La première de Lady Sir à Bourges

BOURGES
DE NOTRE ENVOYE SPECIAL

Les affiches électorales déchirées étaient là pour nous le rappeler dans les artères d’une manifestation à forte majorité mélenchonienne à en croire les sondages improvisés. La presse locale n’a pas manqué non plus de nous rappeler que le policier Xavier Jugelé, assassiné Champs-Elysées par Karim Cheurfi, était né à Bourges. Et ce sont plus de 500 policiers – un record de mémoire de festival – qui ont assuré la sécurité des milliers de personnes venues pour s’amuser et se détendre.

Malgré tout ça, le public a répondu présent en masse et tout s’est bien déroulé cette semaine en Berry, dans une ambiance bon enfant.
Samedi, le théâtre Jacques-Cœur était complet pour la double affiche Albin De La Simone et Lady Sir. Albin présentait son nouvel album entouré de ses habituelles demoiselles (violoncelliste et violoniste) et de son guitariste-percussionniste. Tout cela sans sonorisation – sinon vocale – pour préserver l’intimité et l’authenticité de son propos : les relations au sein du couple, la difficulté d’aimer et de faire durer l’amour.

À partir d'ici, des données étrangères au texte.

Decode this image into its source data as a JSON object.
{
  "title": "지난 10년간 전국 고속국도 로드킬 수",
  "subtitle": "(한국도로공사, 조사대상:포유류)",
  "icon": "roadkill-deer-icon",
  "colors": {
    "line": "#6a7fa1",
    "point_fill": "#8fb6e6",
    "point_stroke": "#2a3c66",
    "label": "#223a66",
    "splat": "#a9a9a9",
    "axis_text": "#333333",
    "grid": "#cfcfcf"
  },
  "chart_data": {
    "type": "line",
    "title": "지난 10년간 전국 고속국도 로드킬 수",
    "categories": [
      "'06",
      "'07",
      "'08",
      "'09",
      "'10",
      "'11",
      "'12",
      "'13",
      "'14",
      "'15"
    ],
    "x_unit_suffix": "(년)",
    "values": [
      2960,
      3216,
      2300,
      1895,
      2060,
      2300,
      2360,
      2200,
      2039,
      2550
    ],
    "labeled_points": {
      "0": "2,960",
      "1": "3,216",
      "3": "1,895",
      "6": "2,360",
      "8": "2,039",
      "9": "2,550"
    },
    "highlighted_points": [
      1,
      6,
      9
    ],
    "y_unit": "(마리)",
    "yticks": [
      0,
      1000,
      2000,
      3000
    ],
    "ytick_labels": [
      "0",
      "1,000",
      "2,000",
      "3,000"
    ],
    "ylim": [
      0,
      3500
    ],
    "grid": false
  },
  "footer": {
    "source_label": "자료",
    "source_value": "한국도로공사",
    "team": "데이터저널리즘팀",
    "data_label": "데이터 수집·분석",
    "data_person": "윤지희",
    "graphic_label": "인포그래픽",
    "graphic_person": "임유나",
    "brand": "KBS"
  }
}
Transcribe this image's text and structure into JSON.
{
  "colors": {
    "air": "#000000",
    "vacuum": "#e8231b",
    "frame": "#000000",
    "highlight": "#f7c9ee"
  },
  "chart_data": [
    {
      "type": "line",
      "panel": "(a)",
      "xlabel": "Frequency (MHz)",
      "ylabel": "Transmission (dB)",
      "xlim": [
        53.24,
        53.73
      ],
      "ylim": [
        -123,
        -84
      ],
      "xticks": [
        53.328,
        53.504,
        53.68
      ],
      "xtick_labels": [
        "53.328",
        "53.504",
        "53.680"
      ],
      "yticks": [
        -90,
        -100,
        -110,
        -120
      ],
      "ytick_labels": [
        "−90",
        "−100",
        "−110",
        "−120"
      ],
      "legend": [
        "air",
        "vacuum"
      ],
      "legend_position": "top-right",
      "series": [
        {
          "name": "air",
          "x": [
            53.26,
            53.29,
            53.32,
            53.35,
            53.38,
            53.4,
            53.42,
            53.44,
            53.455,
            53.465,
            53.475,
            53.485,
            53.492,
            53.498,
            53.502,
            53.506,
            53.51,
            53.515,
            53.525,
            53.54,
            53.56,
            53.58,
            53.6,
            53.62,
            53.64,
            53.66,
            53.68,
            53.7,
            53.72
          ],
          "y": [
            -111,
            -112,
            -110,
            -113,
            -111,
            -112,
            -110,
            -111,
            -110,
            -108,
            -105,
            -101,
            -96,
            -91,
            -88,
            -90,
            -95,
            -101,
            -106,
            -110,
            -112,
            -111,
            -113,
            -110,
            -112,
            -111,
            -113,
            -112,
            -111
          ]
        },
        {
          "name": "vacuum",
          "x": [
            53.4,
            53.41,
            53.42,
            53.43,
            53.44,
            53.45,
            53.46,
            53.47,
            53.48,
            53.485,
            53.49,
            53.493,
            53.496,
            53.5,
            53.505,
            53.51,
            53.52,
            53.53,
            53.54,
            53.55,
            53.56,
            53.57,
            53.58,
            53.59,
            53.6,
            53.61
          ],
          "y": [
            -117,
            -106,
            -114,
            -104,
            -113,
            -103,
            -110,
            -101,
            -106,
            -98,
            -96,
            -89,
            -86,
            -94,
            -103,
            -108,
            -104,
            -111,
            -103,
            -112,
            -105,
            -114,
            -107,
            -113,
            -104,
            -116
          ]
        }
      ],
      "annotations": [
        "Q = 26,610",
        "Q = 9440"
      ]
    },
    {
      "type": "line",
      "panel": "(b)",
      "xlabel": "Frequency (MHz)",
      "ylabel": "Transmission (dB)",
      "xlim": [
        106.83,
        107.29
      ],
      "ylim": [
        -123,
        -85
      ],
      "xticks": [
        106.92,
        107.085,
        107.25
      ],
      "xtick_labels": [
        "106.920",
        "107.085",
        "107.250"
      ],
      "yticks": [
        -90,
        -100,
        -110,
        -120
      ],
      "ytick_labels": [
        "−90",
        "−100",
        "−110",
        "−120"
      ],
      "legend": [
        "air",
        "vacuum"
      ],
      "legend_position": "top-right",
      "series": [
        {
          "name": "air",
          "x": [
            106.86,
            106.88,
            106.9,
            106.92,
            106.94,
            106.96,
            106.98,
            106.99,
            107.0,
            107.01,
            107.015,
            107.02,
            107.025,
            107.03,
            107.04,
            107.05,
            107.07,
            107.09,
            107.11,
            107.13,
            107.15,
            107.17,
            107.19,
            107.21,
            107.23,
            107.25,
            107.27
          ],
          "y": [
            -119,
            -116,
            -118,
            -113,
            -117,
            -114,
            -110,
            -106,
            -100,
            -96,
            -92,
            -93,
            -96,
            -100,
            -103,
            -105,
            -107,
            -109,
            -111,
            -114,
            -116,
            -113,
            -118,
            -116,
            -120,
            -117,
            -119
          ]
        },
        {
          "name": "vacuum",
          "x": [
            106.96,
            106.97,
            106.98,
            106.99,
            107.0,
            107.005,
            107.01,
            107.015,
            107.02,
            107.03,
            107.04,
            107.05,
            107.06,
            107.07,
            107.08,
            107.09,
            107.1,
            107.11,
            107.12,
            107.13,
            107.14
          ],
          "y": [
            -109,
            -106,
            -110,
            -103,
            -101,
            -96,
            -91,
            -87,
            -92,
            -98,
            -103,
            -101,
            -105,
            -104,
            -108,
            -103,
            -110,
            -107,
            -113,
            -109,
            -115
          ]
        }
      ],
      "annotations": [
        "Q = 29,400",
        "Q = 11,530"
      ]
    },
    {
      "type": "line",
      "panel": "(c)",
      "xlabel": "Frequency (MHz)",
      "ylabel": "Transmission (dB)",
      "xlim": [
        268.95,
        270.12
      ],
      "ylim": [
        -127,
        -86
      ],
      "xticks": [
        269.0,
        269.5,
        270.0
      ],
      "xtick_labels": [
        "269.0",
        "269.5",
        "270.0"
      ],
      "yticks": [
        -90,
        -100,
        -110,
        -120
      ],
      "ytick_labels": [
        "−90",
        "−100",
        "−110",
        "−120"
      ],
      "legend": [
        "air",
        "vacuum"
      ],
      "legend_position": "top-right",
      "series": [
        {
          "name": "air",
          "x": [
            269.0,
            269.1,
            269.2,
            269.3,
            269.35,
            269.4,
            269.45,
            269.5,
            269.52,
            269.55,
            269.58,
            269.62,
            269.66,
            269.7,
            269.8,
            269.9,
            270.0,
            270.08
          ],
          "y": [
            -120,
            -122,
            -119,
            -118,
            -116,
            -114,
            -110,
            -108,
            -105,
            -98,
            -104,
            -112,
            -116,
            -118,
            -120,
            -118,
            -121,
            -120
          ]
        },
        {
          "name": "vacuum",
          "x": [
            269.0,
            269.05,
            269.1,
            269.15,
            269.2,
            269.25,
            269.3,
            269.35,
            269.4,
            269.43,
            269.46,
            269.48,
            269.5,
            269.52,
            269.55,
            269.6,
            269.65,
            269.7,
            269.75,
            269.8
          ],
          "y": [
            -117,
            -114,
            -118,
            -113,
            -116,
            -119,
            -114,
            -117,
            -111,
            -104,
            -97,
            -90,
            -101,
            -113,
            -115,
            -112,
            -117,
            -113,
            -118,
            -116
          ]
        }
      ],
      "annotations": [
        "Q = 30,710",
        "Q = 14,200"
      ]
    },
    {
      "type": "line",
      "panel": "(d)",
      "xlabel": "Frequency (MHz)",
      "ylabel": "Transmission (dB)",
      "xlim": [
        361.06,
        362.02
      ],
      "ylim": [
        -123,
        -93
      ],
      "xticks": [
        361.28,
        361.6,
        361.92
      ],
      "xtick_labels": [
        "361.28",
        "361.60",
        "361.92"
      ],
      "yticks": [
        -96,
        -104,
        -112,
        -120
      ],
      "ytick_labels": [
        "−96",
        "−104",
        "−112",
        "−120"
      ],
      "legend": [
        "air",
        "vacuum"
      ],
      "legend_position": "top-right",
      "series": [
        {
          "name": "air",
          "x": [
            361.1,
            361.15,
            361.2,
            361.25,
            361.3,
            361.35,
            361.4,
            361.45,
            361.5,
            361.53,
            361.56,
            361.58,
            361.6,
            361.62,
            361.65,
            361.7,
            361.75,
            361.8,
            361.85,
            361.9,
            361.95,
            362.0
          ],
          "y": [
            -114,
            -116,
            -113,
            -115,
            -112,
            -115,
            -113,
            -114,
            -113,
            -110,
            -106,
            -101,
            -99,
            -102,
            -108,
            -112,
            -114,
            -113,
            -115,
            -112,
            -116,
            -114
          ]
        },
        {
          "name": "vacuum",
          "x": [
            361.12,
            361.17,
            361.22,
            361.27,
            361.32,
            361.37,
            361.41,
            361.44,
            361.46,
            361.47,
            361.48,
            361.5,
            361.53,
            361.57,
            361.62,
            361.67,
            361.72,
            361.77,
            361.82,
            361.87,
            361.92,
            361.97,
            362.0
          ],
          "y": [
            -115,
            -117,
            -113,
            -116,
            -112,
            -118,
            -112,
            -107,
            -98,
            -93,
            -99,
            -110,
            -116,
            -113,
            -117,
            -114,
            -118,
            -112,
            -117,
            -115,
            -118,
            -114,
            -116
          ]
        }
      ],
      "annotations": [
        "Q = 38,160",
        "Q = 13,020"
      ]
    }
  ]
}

Cette proximité acoustique, c’est justement ce que recherche en ce moment un public en quête de vérité et d’originalité. Albin, avec douceur, humour et finesse a superbement rempli sa mission.
Le suivaient sur la même scène Rachida Brakni et Gaëtan Roussel qui ont choisi le Printemps pour la première sortie publique – comme le dit Gaëtan – du projet Lady Sir.
Entourés d’un véritable groupe rock très électrique, les deux chanteurs n’ont pas cherché à masquer leur concentration et la tension propre à toute première. Les chansons neuves sont très bien déclinées mais cela manque encore un peu de chaleur. Gaëtan s’en est sans doute rendu compte au moment de reconnaître qu’ils étaient très impressionnés car d’habitude plus bavards. « On a plein d’histoires à raconter mais ce sera pour la prochaine fois. »
Le voyage valait malgré tout le déplacement car la classe et le plaisir étaient bien au rendez-vous.

Quand les livres chantent

On retiendra de cette quarante-et-unième édition berrichonne le succès des rencontres intimes entre musique et littérature. Quatre écrivains figuraient au programme du Printemps 2017. Delphine de Vigan, romancière et réalisatrice, a rendu un hommage à Bob Dylan en compagnie de la Grande Sophie alors que Virginie Despentes, en compagnie du groupe rock Zëro, a lu le Requiem des innocents de Louis Calaferte. Mais c’est encore mieux quand les auteurs défendent eux-mêmes leurs textes en musique. Ainsi Magyd Cherfi, le chanteur toulousain de Zebda, a-t-il, au Palais Jacques Cœur, lu des extraits de ses trois livres (La trempe, Livret de famille et Ma part de Gaulois) accompagné, pour trois chansons, du pianiste Samir Laroche. Magyd fait plus que lire, il interprète, éructe, vit complètement ses souvenirs d’enfance et de famille. Son rapport aux mots comme aux gens fait étroitement partie de son identité multiple. Identité aussi avec Gaël Faye, prix Goncourt des lycéens pour son Petit pays (le Burundi) qui lit et slamme, flanqué du guitariste et chanteur Samuel Kamanzi. Sa famille aussi est au centre de son récit qui, à Bourges, s’est terminé par le génocide rwandais de 1994, créant une tension et une émotion vraie qui a véritablement ému un public sous le charme d’un auteur, d’un artiste, d’un récit. Les histoires authentiques ne sont-elles pas les plus belles ?
THIERRY COLJON

Albin de la Simone sera aux Nuits Botanique le 11 mai et à Tournai du 12 au 14 mai.